Through selective recall and the erosion of memory by time, it seemed to me there were periods in my life when mornings weren't something I dreaded, work wasn't laborious and women weren't complicated.
Of course that's silly, women have always been complicated; it's just that their reasons for doing the things they do seemed to make more sense way back then -- or maybe I just didn't care. It's easy to brush aside complications when you're in single-minded pursuit of heaven.
I know things weren't always good back then because I received my most significant piece of advice on life when I was 19 or so -- I had to have some reason for getting it.
I was working at a bookstore in Clearwater, Fla., near my hometown. One day an old man came into the store. I noticed him because while I felt like my life at that time was in turmoil, he looked so calm and relaxed.
I asked him why he looked so composed, wasn't he feeling the same catastrophic pressure that everyone else was? Was it just as you got older things got easier? Did he have some secret to handling life?

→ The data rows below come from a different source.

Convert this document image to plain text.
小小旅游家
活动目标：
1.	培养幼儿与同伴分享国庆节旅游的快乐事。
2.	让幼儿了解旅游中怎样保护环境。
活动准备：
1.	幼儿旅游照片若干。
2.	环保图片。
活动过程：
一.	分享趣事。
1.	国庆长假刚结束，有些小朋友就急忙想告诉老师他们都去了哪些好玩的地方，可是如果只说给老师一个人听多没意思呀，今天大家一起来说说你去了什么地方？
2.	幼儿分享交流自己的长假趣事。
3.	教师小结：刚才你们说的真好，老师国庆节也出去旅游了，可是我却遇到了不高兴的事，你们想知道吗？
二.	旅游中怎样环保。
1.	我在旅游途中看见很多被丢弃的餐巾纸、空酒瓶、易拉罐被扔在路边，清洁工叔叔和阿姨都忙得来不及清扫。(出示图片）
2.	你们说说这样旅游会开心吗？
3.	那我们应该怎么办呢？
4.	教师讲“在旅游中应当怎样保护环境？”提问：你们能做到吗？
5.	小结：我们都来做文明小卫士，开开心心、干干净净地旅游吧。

He surprised me by saying his life was more complicated and difficult now than it was when he was my age. He'd just figured out a long time ago that there will always be problems.
He stopped fighting obstacles. He stopped looking past the current problems and watching for that time in his life when there wouldn't be any difficulties.

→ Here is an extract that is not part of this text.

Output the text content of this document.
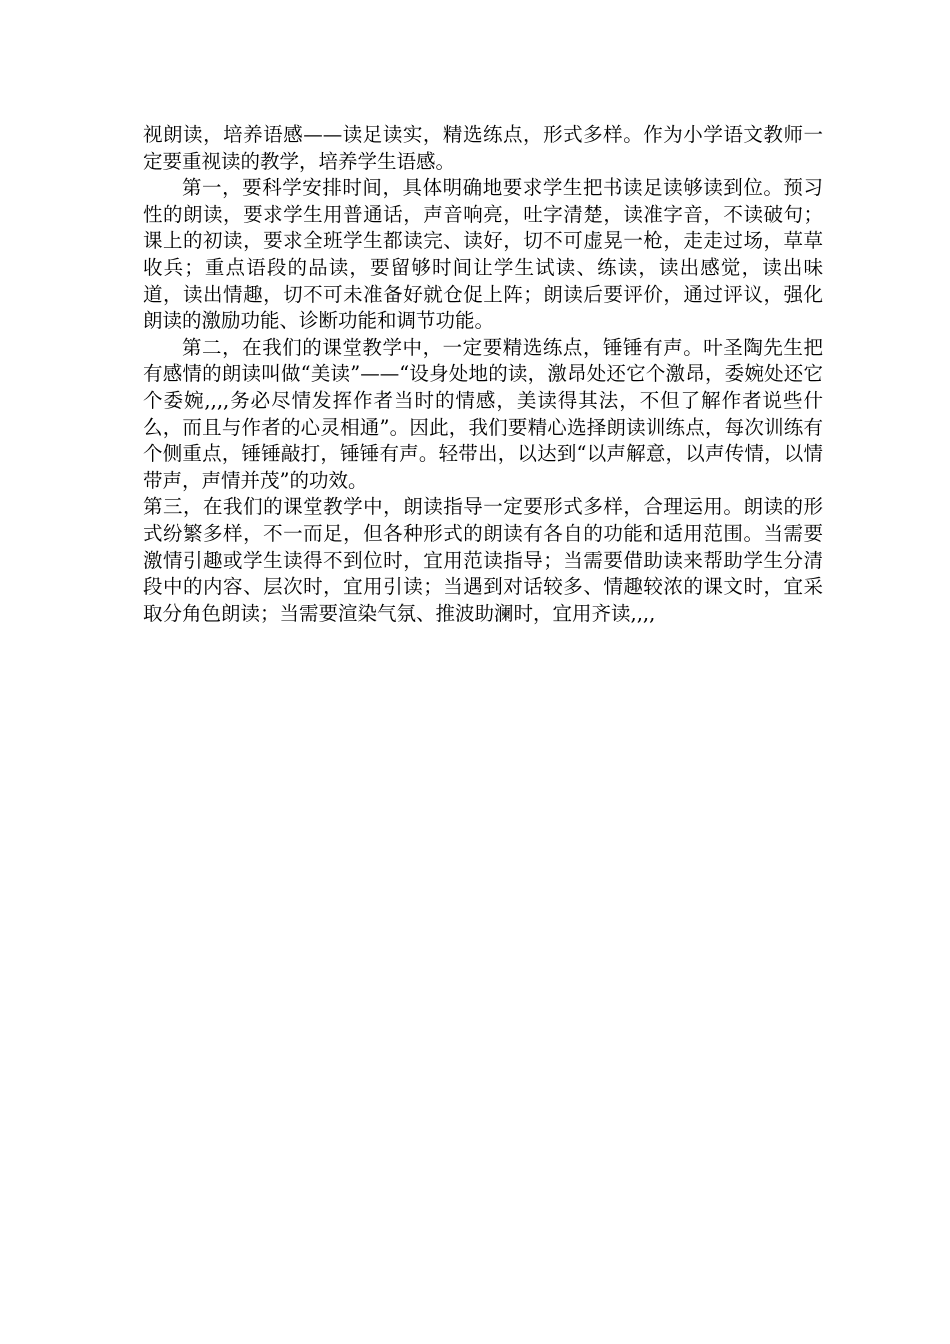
视朗读，培养语感——读足读实，精选练点，形式多样。作为小学语文教师一定要重视读的教学，培养学生语感。

第一，要科学安排时间，具体明确地要求学生把书读足读够读到位。预习性的朗读，要求学生用普通话，声音响亮，吐字清楚，读准字音，不读破句；课上的初读，要求全班学生都读完、读好，切不可虚晃一枪，走走过场，草草收兵；重点语段的品读，要留够时间让学生试读、练读，读出感觉，读出味道，读出情趣，切不可未准备好就仓促上阵；朗读后要评价，通过评议，强化朗读的激励功能、诊断功能和调节功能。

第二，在我们的课堂教学中，一定要精选练点，锤锤有声。叶圣陶先生把有感情的朗读叫做“美读”——“设身处地的读，激昂处还它个激昂，委婉处还它个委婉,,,,务必尽情发挥作者当时的情感，美读得其法，不但了解作者说些什么，而且与作者的心灵相通”。因此，我们要精心选择朗读训练点，每次训练有个侧重点，锤锤敲打，锤锤有声。轻带出，以达到“以声解意，以声传情，以情带声，声情并茂”的功效。

第三，在我们的课堂教学中，朗读指导一定要形式多样，合理运用。朗读的形式纷繁多样，不一而足，但各种形式的朗读有各自的功能和适用范围。当需要激情引趣或学生读得不到位时，宜用范读指导；当需要借助读来帮助学生分清段中的内容、层次时，宜用引读；当遇到对话较多、情趣较浓的课文时，宜采取分角色朗读；当需要渲染气氛、推波助澜时，宜用齐读,,,,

"You know you always say to yourself, 'If I can only get past this set of problems I'll have it easy for awhile,'" he said. "That isn't true, and I stopped telling myself that a long time back.
"There will always be problems that you'll have to deal with. The secret to life is to accept that, stop fighting it and try to be prepared to deal with the problems as they come up."
That helped a lot back then. It made sense, and it's true. I cannot think back to a single period of time when there wasn't some nagging problem to deal with. And I can't see a time in my life now where I can say, "If I just make it there I'll be on Easy Street."
Life is one problem after another, but it really shouldn't be any other way. What good is a warrior who has defeated all his enemies? What good is a hunter without the challenge of the prey? And let's face it, life isn't anything more than love, war and the hunt.
Don't believe me? What is work? War with competitors of some sort and the hunt for advancement and security. What is fun? The PURSUIT of happiness. Sports? That's obvious.
There are times when I'm better at this philosophy than others. There are some mornings when I just don't feel like slaying dragons, and it seems those mornings are beginning to pile up.
But it's time to throw off the covers, don the battle gear and get back into the mix. For most of us, myself included, it's a Don-Quixote-versus-the-windmills type of battle. But it's a fight just the same, and those windmills aren't going away on their own.
~David Angier is a staff writer for the Southeast Missourian.